MVP-15: Cost and latency guardrails

  • Track model calls, estimated tokens, retries, and elapsed time per turn.
  • Add a per-turn max-call limit and visible failure response.
  • Acceptance: a test proves the orchestrator stops after the configured tool/model loop limit.

MVP-16: Prototype demo seed

  • Add a CLI or script that seeds one campaign, one character, and one opening scene.
  • Acceptance: a fresh local setup can run the seed, start the API/UI, and play the first turn without manual database editing.

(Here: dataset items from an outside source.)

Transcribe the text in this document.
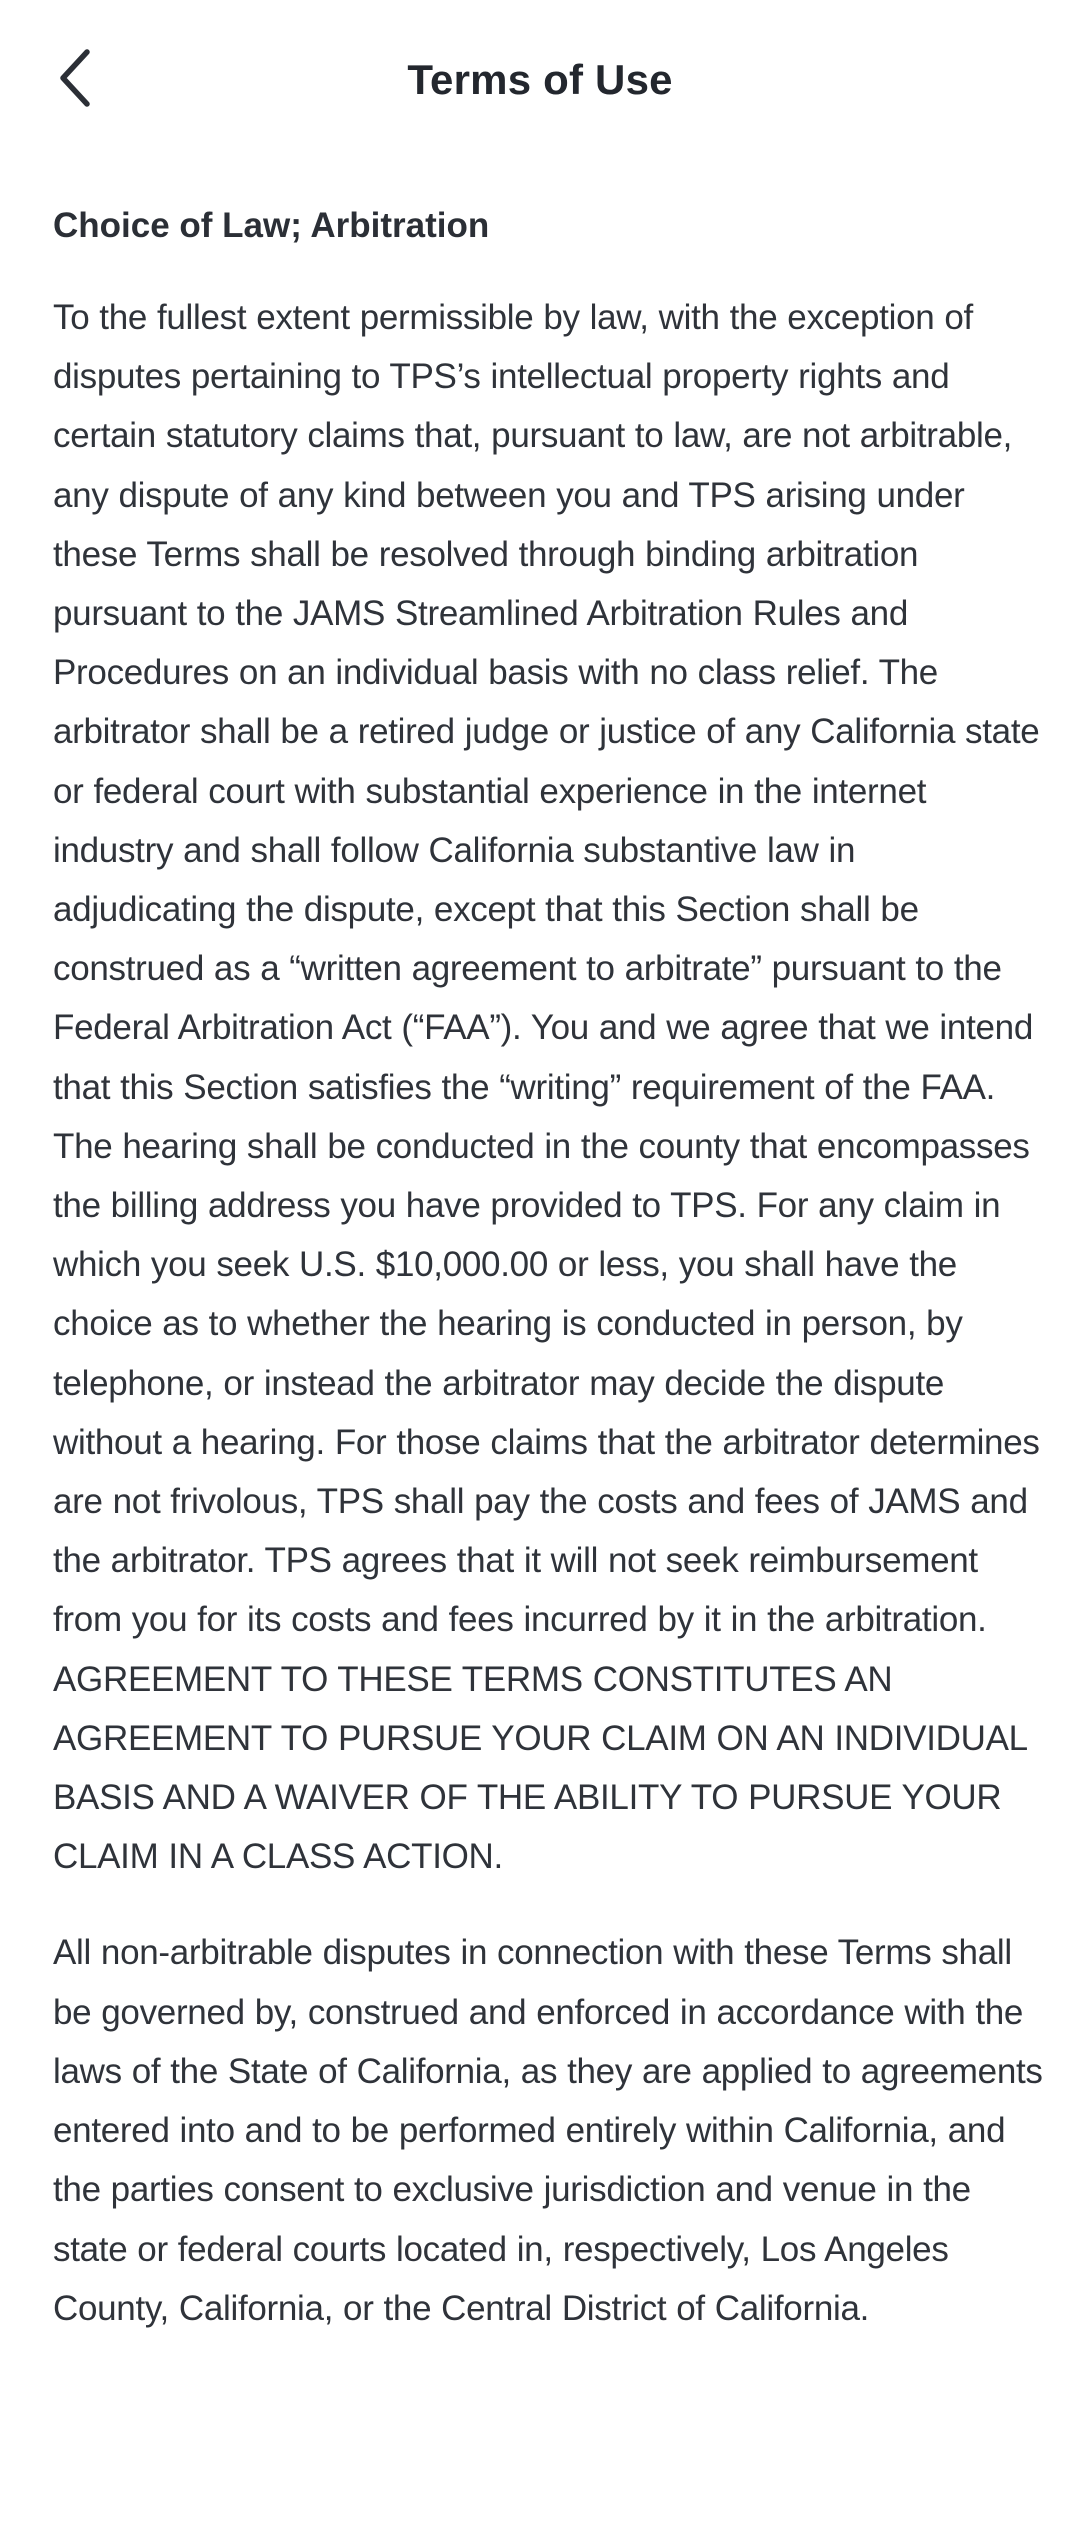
Terms of Use
Choice of Law; Arbitration

To the fullest extent permissible by law, with the exception of disputes pertaining to TPS’s intellectual property rights and certain statutory claims that, pursuant to law, are not arbitrable, any dispute of any kind between you and TPS arising under these Terms shall be resolved through binding arbitration pursuant to the JAMS Streamlined Arbitration Rules and Procedures on an individual basis with no class relief. The arbitrator shall be a retired judge or justice of any California state or federal court with substantial experience in the internet industry and shall follow California substantive law in adjudicating the dispute, except that this Section shall be construed as a “written agreement to arbitrate” pursuant to the Federal Arbitration Act (“FAA”). You and we agree that we intend that this Section satisfies the “writing” requirement of the FAA. The hearing shall be conducted in the county that encompasses the billing address you have provided to TPS. For any claim in which you seek U.S. $10,000.00 or less, you shall have the choice as to whether the hearing is conducted in person, by telephone, or instead the arbitrator may decide the dispute without a hearing. For those claims that the arbitrator determines are not frivolous, TPS shall pay the costs and fees of JAMS and the arbitrator. TPS agrees that it will not seek reimbursement from you for its costs and fees incurred by it in the arbitration. AGREEMENT TO THESE TERMS CONSTITUTES AN AGREEMENT TO PURSUE YOUR CLAIM ON AN INDIVIDUAL BASIS AND A WAIVER OF THE ABILITY TO PURSUE YOUR CLAIM IN A CLASS ACTION.

All non-arbitrable disputes in connection with these Terms shall be governed by, construed and enforced in accordance with the laws of the State of California, as they are applied to agreements entered into and to be performed entirely within California, and the parties consent to exclusive jurisdiction and venue in the state or federal courts located in, respectively, Los Angeles County, California, or the Central District of California.
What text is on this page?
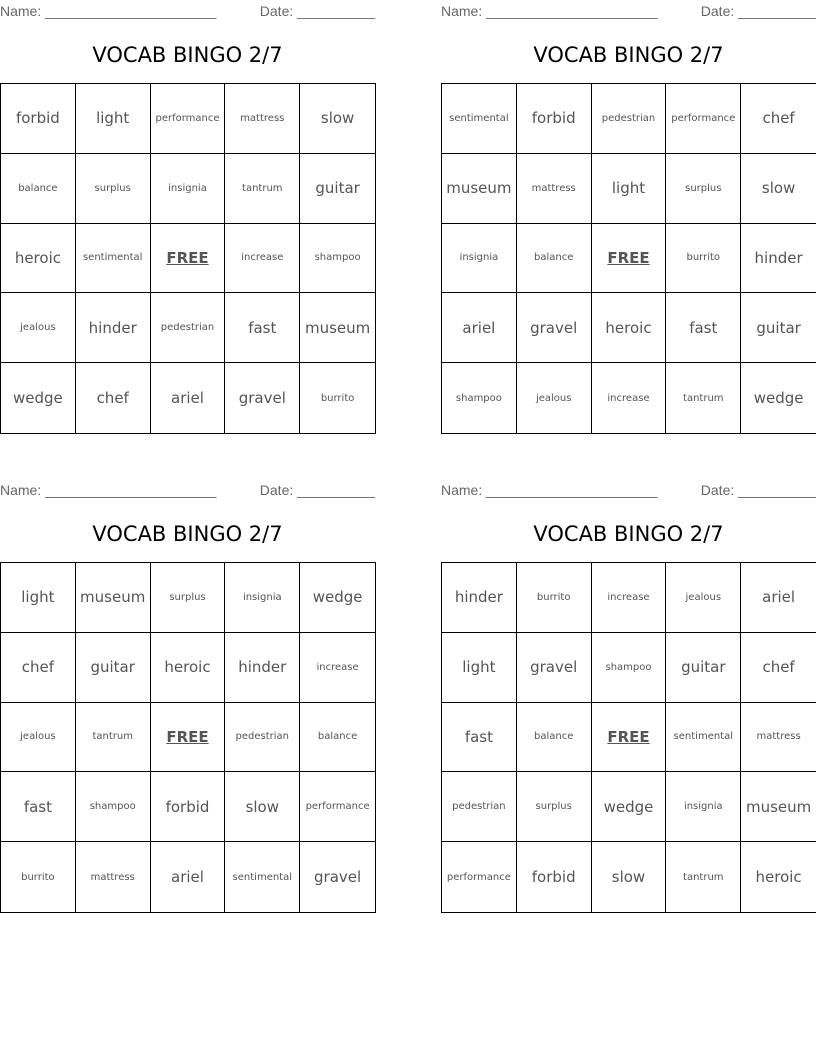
Name: ______________________	Date: __________
VOCAB BINGO 2/7
forbid	light	performance	mattress	slow
balance	surplus	insignia	tantrum	guitar
heroic	sentimental	FREE	increase	shampoo
jealous	hinder	pedestrian	fast	museum
wedge	chef	ariel	gravel	burrito
Name: ______________________	Date: __________
VOCAB BINGO 2/7
sentimental	forbid	pedestrian	performance	chef
museum	mattress	light	surplus	slow
insignia	balance	FREE	burrito	hinder
ariel	gravel	heroic	fast	guitar
shampoo	jealous	increase	tantrum	wedge
Name: ______________________	Date: __________
VOCAB BINGO 2/7
light	museum	surplus	insignia	wedge
chef	guitar	heroic	hinder	increase
jealous	tantrum	FREE	pedestrian	balance
fast	shampoo	forbid	slow	performance
burrito	mattress	ariel	sentimental	gravel
Name: ______________________	Date: __________
VOCAB BINGO 2/7
hinder	burrito	increase	jealous	ariel
light	gravel	shampoo	guitar	chef
fast	balance	FREE	sentimental	mattress
pedestrian	surplus	wedge	insignia	museum
performance	forbid	slow	tantrum	heroic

Explicitly Parked Until After MVP

  • Additional GRPO combat enrichment beyond preserving the existing dataset and tests.
  • Full tactical combat automation beyond the deterministic MVP subset.
  • Multiclassing.
  • 2024 rules parity.
  • Custom vector memory infrastructure outside Mem0.
  • Multiplayer/authentication.
  • Deployment hardening beyond local/single-user operation.

Suggested Task Order

  1. Implement MVP-01 and keep the test stub path solid.
  2. Implement MVP-02 and MVP-03 together so state exists before UI work.
  3. Implement MVP-05 before broadening model freedom; the first useful tool should be real.
  4. Implement MVP-06 and MVP-07 to make the DM loop mechanically grounded.
  5. Implement MVP-04 as soon as a persisted turn endpoint exists.
  6. Implement MVP-08, MVP-09, and MVP-10 as the first deterministic combat slice.
  7. Add MVP-11 and MVP-12 when the chat loop starts producing durable facts.
  8. Add MVP-14 and MVP-15 before calling the prototype viable.

Prototype Exit Criteria

The prototype is real when a user can start a campaign, send 10-20 turns across at least two browser sessions, have the DM retrieve and update Mem0-backed campaign memory, use SRD-backed rules lookup for mechanical claims, run a small deterministic combat where NPCs submit structured moves, preserve character/combat state, and leave behind an inspectable audit trail of model calls, tools, memory operations, and combat events.